Una cortesana con la cara pintarrajeada y las cejas depiladas cruzó la calle, levantándose con una mano enfundada en un guante de terciopelo rojo la falda de su vestido de encaje para no manchársela de barro. La mujer le dirigió una insinuante mirada a Corbett y prosiguió su camino. El ruido y el bullicio eran casi insoportables. Los comerciantes le tiraban de la manga y lo dejaban medio sordo con sus gritos y sus ofrecimientos a los clientes. Arrepintiéndose de su decisión de salir a dar un paseo, el escribano se abrió paso entre la gente hasta llegar al frescor de la taberna del Cernícalo Encapuchado, una sucia estancia de techo muy bajo, con unos barriles vueltos hacia arriba que hacían las veces de mesas y una hilera de grandes tinas y barriles. El escribano pidió una cerveza y un cuenco de sopa de pescado, pues había descubierto que el hecho de comer lo ayudaba a pensar con lógica. Estaba turbado por lo que acababa de descubrir: a pesar de sus victorias en Escocia, el rey, cual si fuera un perro enjaulado, se abalanzaba sobre las sombras y trataba de apresar el aire como si fuera un cuerpo sólido. Corbett comprendía su inquietud, pero sabía que el traidor sólo podría ser atrapado por medio de un hábil interrogatorio, de la utilización del análisis y de la aplicación de la lógica. Tomó un buen sorbo de cerveza y empezó a detallar lo que sabía acerca del traidor:
Ítem: La persona era alguien muy próximo al rey Eduardo.
Otrosí: Había establecido un rápido e ingenioso medio de comunicación con los franceses, con el cual conseguía esquivar todos los esfuerzos y la vigilancia de los espías de Eduardo.
Otrosí: Al parecer, la persona formaba parte de la casa del conde de Richmond, el barón que con tan desastrosos resultados había tratado de defender Gascuña apenas unos meses atrás, cuando, según el rey, se había iniciado la filtración de información de vital importancia a los franceses.

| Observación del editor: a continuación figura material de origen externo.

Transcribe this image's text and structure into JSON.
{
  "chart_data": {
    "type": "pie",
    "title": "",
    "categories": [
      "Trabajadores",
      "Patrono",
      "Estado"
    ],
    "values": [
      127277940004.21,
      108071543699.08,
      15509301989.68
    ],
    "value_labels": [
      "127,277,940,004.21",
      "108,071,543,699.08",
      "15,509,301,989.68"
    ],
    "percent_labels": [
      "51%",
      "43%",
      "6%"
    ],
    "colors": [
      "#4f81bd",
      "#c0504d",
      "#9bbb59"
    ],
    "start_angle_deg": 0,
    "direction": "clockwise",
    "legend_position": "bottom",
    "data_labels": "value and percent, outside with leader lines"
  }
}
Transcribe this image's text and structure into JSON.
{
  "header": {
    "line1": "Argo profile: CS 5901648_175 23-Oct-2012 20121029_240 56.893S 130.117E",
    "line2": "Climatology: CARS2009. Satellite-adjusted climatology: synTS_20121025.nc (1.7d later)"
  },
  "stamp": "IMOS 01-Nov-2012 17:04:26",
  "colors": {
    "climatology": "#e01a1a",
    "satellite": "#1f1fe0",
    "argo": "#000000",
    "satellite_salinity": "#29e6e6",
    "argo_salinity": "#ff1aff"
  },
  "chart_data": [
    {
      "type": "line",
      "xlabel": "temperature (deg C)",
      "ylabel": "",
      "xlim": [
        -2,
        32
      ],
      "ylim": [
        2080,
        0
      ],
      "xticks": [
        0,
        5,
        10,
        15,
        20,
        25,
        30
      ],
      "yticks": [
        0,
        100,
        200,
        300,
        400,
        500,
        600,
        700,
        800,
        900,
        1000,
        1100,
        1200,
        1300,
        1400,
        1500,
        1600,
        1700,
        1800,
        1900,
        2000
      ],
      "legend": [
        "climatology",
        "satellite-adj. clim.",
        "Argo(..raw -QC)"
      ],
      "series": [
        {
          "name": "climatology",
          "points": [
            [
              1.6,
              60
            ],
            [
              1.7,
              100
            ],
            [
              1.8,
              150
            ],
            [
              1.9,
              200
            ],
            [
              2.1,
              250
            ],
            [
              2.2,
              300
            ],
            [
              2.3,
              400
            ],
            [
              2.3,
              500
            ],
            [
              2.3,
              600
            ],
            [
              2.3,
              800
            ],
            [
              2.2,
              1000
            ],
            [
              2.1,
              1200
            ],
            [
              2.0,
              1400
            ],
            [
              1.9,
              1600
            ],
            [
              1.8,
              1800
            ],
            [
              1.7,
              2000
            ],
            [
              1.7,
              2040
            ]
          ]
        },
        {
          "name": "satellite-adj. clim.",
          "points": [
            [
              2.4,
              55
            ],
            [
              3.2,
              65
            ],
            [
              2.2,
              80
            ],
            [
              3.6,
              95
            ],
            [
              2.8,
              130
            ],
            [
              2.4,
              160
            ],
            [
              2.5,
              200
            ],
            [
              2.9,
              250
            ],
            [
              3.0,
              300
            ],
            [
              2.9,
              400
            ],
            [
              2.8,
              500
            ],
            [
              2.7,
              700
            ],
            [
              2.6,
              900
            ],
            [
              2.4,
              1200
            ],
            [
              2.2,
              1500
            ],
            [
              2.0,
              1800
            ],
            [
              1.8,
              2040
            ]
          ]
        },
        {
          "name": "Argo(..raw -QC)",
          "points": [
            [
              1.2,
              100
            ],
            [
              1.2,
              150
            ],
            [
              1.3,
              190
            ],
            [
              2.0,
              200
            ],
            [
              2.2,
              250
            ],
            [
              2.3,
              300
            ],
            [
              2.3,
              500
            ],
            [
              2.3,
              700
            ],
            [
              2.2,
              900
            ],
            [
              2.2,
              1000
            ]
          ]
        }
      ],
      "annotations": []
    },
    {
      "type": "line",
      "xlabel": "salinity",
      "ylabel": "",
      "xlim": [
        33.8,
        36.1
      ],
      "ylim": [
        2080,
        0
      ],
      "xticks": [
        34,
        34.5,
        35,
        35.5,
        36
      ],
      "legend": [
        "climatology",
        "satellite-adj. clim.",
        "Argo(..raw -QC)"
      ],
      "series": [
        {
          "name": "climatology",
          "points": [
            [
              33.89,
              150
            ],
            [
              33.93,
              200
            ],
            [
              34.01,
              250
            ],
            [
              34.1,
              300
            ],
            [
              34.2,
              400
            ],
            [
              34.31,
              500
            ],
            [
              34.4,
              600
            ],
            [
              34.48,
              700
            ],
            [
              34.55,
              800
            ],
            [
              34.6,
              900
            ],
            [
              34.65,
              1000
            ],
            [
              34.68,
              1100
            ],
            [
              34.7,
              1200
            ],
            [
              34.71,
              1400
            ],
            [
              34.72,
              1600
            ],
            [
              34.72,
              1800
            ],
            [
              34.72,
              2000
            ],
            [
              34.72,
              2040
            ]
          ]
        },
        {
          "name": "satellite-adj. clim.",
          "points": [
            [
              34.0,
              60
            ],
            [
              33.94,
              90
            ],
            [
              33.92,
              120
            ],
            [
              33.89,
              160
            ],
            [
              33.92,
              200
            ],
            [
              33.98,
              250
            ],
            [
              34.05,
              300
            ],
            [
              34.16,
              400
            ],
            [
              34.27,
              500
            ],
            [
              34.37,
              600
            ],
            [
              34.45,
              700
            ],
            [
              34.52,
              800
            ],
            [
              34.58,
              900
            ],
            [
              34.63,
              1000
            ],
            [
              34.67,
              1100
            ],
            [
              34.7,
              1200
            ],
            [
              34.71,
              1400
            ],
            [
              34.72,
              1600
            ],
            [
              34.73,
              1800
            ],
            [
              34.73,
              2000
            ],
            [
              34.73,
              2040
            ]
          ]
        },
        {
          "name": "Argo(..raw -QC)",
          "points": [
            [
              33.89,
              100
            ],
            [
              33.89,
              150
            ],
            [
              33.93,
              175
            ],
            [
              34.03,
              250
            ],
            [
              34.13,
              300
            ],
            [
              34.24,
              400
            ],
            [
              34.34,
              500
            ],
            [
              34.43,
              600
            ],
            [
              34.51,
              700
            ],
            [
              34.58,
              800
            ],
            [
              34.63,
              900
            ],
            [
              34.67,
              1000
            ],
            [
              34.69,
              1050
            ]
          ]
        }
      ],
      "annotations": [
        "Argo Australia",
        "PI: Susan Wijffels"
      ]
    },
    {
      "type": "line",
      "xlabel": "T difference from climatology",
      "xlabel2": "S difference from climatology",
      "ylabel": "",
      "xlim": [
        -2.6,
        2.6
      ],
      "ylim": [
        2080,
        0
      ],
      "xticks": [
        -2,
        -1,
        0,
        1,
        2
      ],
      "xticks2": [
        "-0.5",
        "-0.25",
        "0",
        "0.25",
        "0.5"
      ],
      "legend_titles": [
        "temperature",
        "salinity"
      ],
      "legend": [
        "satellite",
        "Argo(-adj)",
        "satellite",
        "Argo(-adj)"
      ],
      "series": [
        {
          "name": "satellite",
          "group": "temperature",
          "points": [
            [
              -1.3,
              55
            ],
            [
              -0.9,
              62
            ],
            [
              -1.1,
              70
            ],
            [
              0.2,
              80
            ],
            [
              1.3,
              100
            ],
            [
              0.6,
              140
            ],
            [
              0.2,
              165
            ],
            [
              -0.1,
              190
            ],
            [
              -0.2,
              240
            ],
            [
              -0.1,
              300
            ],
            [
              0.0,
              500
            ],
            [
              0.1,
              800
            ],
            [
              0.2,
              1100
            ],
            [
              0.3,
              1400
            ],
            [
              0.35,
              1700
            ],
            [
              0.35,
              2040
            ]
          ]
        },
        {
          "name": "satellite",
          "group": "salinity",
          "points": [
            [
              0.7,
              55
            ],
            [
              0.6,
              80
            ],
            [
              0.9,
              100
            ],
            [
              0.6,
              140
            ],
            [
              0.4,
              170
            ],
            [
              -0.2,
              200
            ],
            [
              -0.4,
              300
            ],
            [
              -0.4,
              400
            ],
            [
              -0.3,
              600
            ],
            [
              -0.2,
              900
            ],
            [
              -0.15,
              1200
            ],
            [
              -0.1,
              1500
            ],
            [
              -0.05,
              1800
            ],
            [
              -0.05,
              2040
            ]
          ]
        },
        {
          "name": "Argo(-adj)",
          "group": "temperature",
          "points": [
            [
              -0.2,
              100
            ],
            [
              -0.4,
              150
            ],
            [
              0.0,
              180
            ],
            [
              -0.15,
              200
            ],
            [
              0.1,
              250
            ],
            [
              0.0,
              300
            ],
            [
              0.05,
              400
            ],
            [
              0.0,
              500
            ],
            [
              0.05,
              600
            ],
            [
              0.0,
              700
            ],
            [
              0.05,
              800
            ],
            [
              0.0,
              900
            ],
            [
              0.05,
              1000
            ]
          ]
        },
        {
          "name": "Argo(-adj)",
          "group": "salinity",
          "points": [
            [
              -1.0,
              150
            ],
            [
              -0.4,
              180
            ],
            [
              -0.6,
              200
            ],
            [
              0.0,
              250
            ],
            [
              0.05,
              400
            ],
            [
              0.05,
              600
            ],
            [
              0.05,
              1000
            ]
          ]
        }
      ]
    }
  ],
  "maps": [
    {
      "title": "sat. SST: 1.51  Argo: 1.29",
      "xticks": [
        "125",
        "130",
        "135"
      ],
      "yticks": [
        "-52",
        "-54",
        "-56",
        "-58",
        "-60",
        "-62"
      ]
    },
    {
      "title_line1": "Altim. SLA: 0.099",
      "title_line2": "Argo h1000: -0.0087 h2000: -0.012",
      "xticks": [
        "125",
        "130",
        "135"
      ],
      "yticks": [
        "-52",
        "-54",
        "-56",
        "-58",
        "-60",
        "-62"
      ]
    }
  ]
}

Otrosí: Era lógico que él empezara a interrogar a los miembros de la casa del conde de Richmond que también tenían algo que ver con el consejo real.
Corbett esbozó una leve sonrisa. Se sentía un poco mejor y, tras haber decidido lo que iba a hacer a continuación, abandonó la taberna y regresó a su casa de la calle del Támesis. Ranulfo se sorprendió de ver sonreír a su amo por primera vez en varias semanas y, ni corto ni perezoso, aprovechó la ocasión y le pidió permiso para salir a hacer un recado. Corbett, sonriendo con aire ausente, asintió con la cabeza y Ranulfo se alejó corriendo antes de que el escribano cambiara de idea, pues el «recado» era nada más y nada menos que el intento de seducción de una dama y siempre cabía la posibilidad de que Corbett sospechara algo. Ranulfo bajó apresuradamente los peldaños de la escalera mientras a su espalda se escuchaba el quejumbroso sonido de la flauta que su amo siempre se empeñaba en tocar cuando trataba de resolver alguna intrincada cuestión.